Traditional healer Shumba has been giving spiritual advice on TikTok for nearly two years. @sty2lis

The southern African country has been dealing with an economic crisis marked by hyperinflation, high unemployment, and rising poverty.

Lesley Chihera, a 29-year-old Harare-based hairdresser, started consulting sangomas on TikTok in 2020.

She had lost her livelihood due to the pandemic lockdowns, and was unable to visit the prophets she had regularly consulted.

Now, she follows a network of TikTok sangomas and is convinced that their counseling will help her overcome financial distress.

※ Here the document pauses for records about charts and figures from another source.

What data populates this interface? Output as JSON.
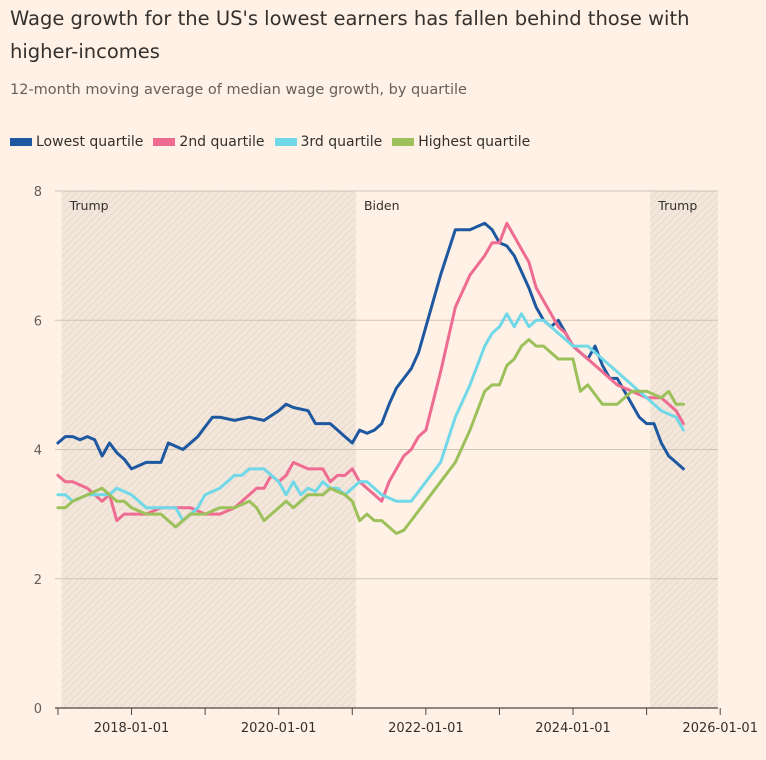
{
  "title": "Wage growth for the US's lowest earners has fallen behind those with higher-incomes",
  "subtitle": "12-month moving average of median wage growth, by quartile",
  "colors": {
    "background": "#fff1e5",
    "lowest": "#1d58a0",
    "second": "#ee6b92",
    "third": "#71d8e8",
    "highest": "#9cc05a"
  },
  "legend": [
    {
      "label": "Lowest quartile",
      "color": "#1d58a0"
    },
    {
      "label": "2nd quartile",
      "color": "#ee6b92"
    },
    {
      "label": "3rd quartile",
      "color": "#71d8e8"
    },
    {
      "label": "Highest quartile",
      "color": "#9cc05a"
    }
  ],
  "chart_data": {
    "type": "line",
    "title": "Wage growth for the US's lowest earners has fallen behind those with higher-incomes",
    "subtitle": "12-month moving average of median wage growth, by quartile",
    "xlabel": "",
    "ylabel": "",
    "xlim": [
      2016.96,
      2025.97
    ],
    "ylim": [
      0,
      8
    ],
    "yticks": [
      0,
      2,
      4,
      6,
      8
    ],
    "xticks": [
      {
        "value": 2018.0,
        "label": "2018-01-01"
      },
      {
        "value": 2020.0,
        "label": "2020-01-01"
      },
      {
        "value": 2022.0,
        "label": "2022-01-01"
      },
      {
        "value": 2024.0,
        "label": "2024-01-01"
      },
      {
        "value": 2026.0,
        "label": "2026-01-01"
      }
    ],
    "minor_xticks": [
      2017.0,
      2019.0,
      2021.0,
      2023.0,
      2025.0
    ],
    "grid": "horizontal",
    "periods": [
      {
        "label": "Trump",
        "start": 2017.05,
        "end": 2021.05,
        "shaded": true
      },
      {
        "label": "Biden",
        "start": 2021.05,
        "end": 2025.05,
        "shaded": false
      },
      {
        "label": "Trump",
        "start": 2025.05,
        "end": 2025.97,
        "shaded": true
      }
    ],
    "series": [
      {
        "name": "Lowest quartile",
        "color": "#1d58a0",
        "x": [
          2017.0,
          2017.1,
          2017.2,
          2017.3,
          2017.4,
          2017.5,
          2017.6,
          2017.7,
          2017.8,
          2017.9,
          2018.0,
          2018.2,
          2018.4,
          2018.5,
          2018.7,
          2018.9,
          2019.0,
          2019.1,
          2019.2,
          2019.4,
          2019.6,
          2019.8,
          2020.0,
          2020.1,
          2020.2,
          2020.4,
          2020.5,
          2020.7,
          2020.8,
          2020.9,
          2021.0,
          2021.1,
          2021.2,
          2021.3,
          2021.4,
          2021.5,
          2021.6,
          2021.7,
          2021.8,
          2021.9,
          2022.0,
          2022.2,
          2022.4,
          2022.6,
          2022.8,
          2022.9,
          2023.0,
          2023.1,
          2023.2,
          2023.4,
          2023.5,
          2023.6,
          2023.7,
          2023.8,
          2023.9,
          2024.0,
          2024.1,
          2024.2,
          2024.3,
          2024.4,
          2024.5,
          2024.6,
          2024.7,
          2024.8,
          2024.9,
          2025.0,
          2025.1,
          2025.2,
          2025.3,
          2025.4,
          2025.5
        ],
        "values": [
          4.1,
          4.2,
          4.2,
          4.15,
          4.2,
          4.15,
          3.9,
          4.1,
          3.95,
          3.85,
          3.7,
          3.8,
          3.8,
          4.1,
          4.0,
          4.2,
          4.35,
          4.5,
          4.5,
          4.45,
          4.5,
          4.45,
          4.6,
          4.7,
          4.65,
          4.6,
          4.4,
          4.4,
          4.3,
          4.2,
          4.1,
          4.3,
          4.25,
          4.3,
          4.4,
          4.7,
          4.95,
          5.1,
          5.25,
          5.5,
          5.9,
          6.7,
          7.4,
          7.4,
          7.5,
          7.4,
          7.2,
          7.15,
          7.0,
          6.5,
          6.2,
          6.0,
          5.9,
          6.0,
          5.8,
          5.6,
          5.5,
          5.4,
          5.6,
          5.3,
          5.1,
          5.1,
          4.9,
          4.7,
          4.5,
          4.4,
          4.4,
          4.1,
          3.9,
          3.8,
          3.7
        ]
      },
      {
        "name": "2nd quartile",
        "color": "#ee6b92",
        "x": [
          2017.0,
          2017.1,
          2017.2,
          2017.4,
          2017.6,
          2017.7,
          2017.8,
          2017.9,
          2018.0,
          2018.2,
          2018.4,
          2018.6,
          2018.8,
          2019.0,
          2019.2,
          2019.4,
          2019.6,
          2019.7,
          2019.8,
          2019.9,
          2020.0,
          2020.1,
          2020.2,
          2020.4,
          2020.5,
          2020.6,
          2020.7,
          2020.8,
          2020.9,
          2021.0,
          2021.1,
          2021.2,
          2021.3,
          2021.4,
          2021.5,
          2021.6,
          2021.7,
          2021.8,
          2021.9,
          2022.0,
          2022.2,
          2022.4,
          2022.6,
          2022.8,
          2022.9,
          2023.0,
          2023.1,
          2023.2,
          2023.3,
          2023.4,
          2023.5,
          2023.6,
          2023.7,
          2023.8,
          2023.9,
          2024.0,
          2024.2,
          2024.4,
          2024.6,
          2024.8,
          2025.0,
          2025.2,
          2025.4,
          2025.5
        ],
        "values": [
          3.6,
          3.5,
          3.5,
          3.4,
          3.2,
          3.3,
          2.9,
          3.0,
          3.0,
          3.0,
          3.1,
          3.1,
          3.1,
          3.0,
          3.0,
          3.1,
          3.3,
          3.4,
          3.4,
          3.6,
          3.5,
          3.6,
          3.8,
          3.7,
          3.7,
          3.7,
          3.5,
          3.6,
          3.6,
          3.7,
          3.5,
          3.4,
          3.3,
          3.2,
          3.5,
          3.7,
          3.9,
          4.0,
          4.2,
          4.3,
          5.2,
          6.2,
          6.7,
          7.0,
          7.2,
          7.2,
          7.5,
          7.3,
          7.1,
          6.9,
          6.5,
          6.3,
          6.1,
          5.9,
          5.8,
          5.6,
          5.4,
          5.2,
          5.0,
          4.9,
          4.8,
          4.8,
          4.6,
          4.4
        ]
      },
      {
        "name": "3rd quartile",
        "color": "#71d8e8",
        "x": [
          2017.0,
          2017.1,
          2017.2,
          2017.4,
          2017.5,
          2017.7,
          2017.8,
          2017.9,
          2018.0,
          2018.2,
          2018.4,
          2018.6,
          2018.7,
          2018.9,
          2019.0,
          2019.2,
          2019.4,
          2019.5,
          2019.6,
          2019.8,
          2020.0,
          2020.1,
          2020.2,
          2020.3,
          2020.4,
          2020.5,
          2020.6,
          2020.7,
          2020.8,
          2020.9,
          2021.0,
          2021.1,
          2021.2,
          2021.4,
          2021.6,
          2021.8,
          2022.0,
          2022.2,
          2022.4,
          2022.6,
          2022.8,
          2022.9,
          2023.0,
          2023.1,
          2023.2,
          2023.3,
          2023.4,
          2023.5,
          2023.6,
          2023.7,
          2023.8,
          2023.9,
          2024.0,
          2024.2,
          2024.4,
          2024.6,
          2024.8,
          2025.0,
          2025.2,
          2025.4,
          2025.5
        ],
        "values": [
          3.3,
          3.3,
          3.2,
          3.3,
          3.3,
          3.3,
          3.4,
          3.35,
          3.3,
          3.1,
          3.1,
          3.1,
          2.9,
          3.1,
          3.3,
          3.4,
          3.6,
          3.6,
          3.7,
          3.7,
          3.5,
          3.3,
          3.5,
          3.3,
          3.4,
          3.35,
          3.5,
          3.4,
          3.4,
          3.3,
          3.4,
          3.5,
          3.5,
          3.3,
          3.2,
          3.2,
          3.5,
          3.8,
          4.5,
          5.0,
          5.6,
          5.8,
          5.9,
          6.1,
          5.9,
          6.1,
          5.9,
          6.0,
          6.0,
          5.9,
          5.8,
          5.7,
          5.6,
          5.6,
          5.4,
          5.2,
          5.0,
          4.8,
          4.6,
          4.5,
          4.3
        ]
      },
      {
        "name": "Highest quartile",
        "color": "#9cc05a",
        "x": [
          2017.0,
          2017.1,
          2017.2,
          2017.4,
          2017.6,
          2017.7,
          2017.8,
          2017.9,
          2018.0,
          2018.2,
          2018.4,
          2018.5,
          2018.6,
          2018.8,
          2019.0,
          2019.2,
          2019.4,
          2019.6,
          2019.7,
          2019.8,
          2020.0,
          2020.1,
          2020.2,
          2020.4,
          2020.5,
          2020.6,
          2020.7,
          2020.8,
          2020.9,
          2021.0,
          2021.1,
          2021.2,
          2021.3,
          2021.4,
          2021.6,
          2021.7,
          2021.8,
          2022.0,
          2022.2,
          2022.4,
          2022.6,
          2022.8,
          2022.9,
          2023.0,
          2023.1,
          2023.2,
          2023.3,
          2023.4,
          2023.5,
          2023.6,
          2023.7,
          2023.8,
          2023.9,
          2024.0,
          2024.1,
          2024.2,
          2024.4,
          2024.6,
          2024.8,
          2025.0,
          2025.2,
          2025.3,
          2025.4,
          2025.5
        ],
        "values": [
          3.1,
          3.1,
          3.2,
          3.3,
          3.4,
          3.3,
          3.2,
          3.2,
          3.1,
          3.0,
          3.0,
          2.9,
          2.8,
          3.0,
          3.0,
          3.1,
          3.1,
          3.2,
          3.1,
          2.9,
          3.1,
          3.2,
          3.1,
          3.3,
          3.3,
          3.3,
          3.4,
          3.35,
          3.3,
          3.2,
          2.9,
          3.0,
          2.9,
          2.9,
          2.7,
          2.75,
          2.9,
          3.2,
          3.5,
          3.8,
          4.3,
          4.9,
          5.0,
          5.0,
          5.3,
          5.4,
          5.6,
          5.7,
          5.6,
          5.6,
          5.5,
          5.4,
          5.4,
          5.4,
          4.9,
          5.0,
          4.7,
          4.7,
          4.9,
          4.9,
          4.8,
          4.9,
          4.7,
          4.7
        ]
      }
    ]
  }
}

“Right now, I really need money and that is why I am on TikTok sessions,” Chihera told Rest of World.

“God-willing and your vadzimu [family spirits] permitting, things can change for the better with help of TikTok sangomas.”

 Following the sangomas’ advice, she has dumped eggs and old currency notes in the middle of the road to ward off evil spirits, among other things.

For the healers, TikTok has been a financial boon.

A sangoma charges anywhere between US$80 and US$300 for a consultation, depending on the service and the location of the client.

But the Zimbabwe National Traditional Healers Association does not recognise the work of sangomas who offer services through TikTok, spokesperson Prince Mutandi told Rest of World.

“Most of these TikTok and social media sangomas are thieves masquerading as traditional healers,” Mutandi said.

“Spirituality and technology do not mix. They are like water and oil.”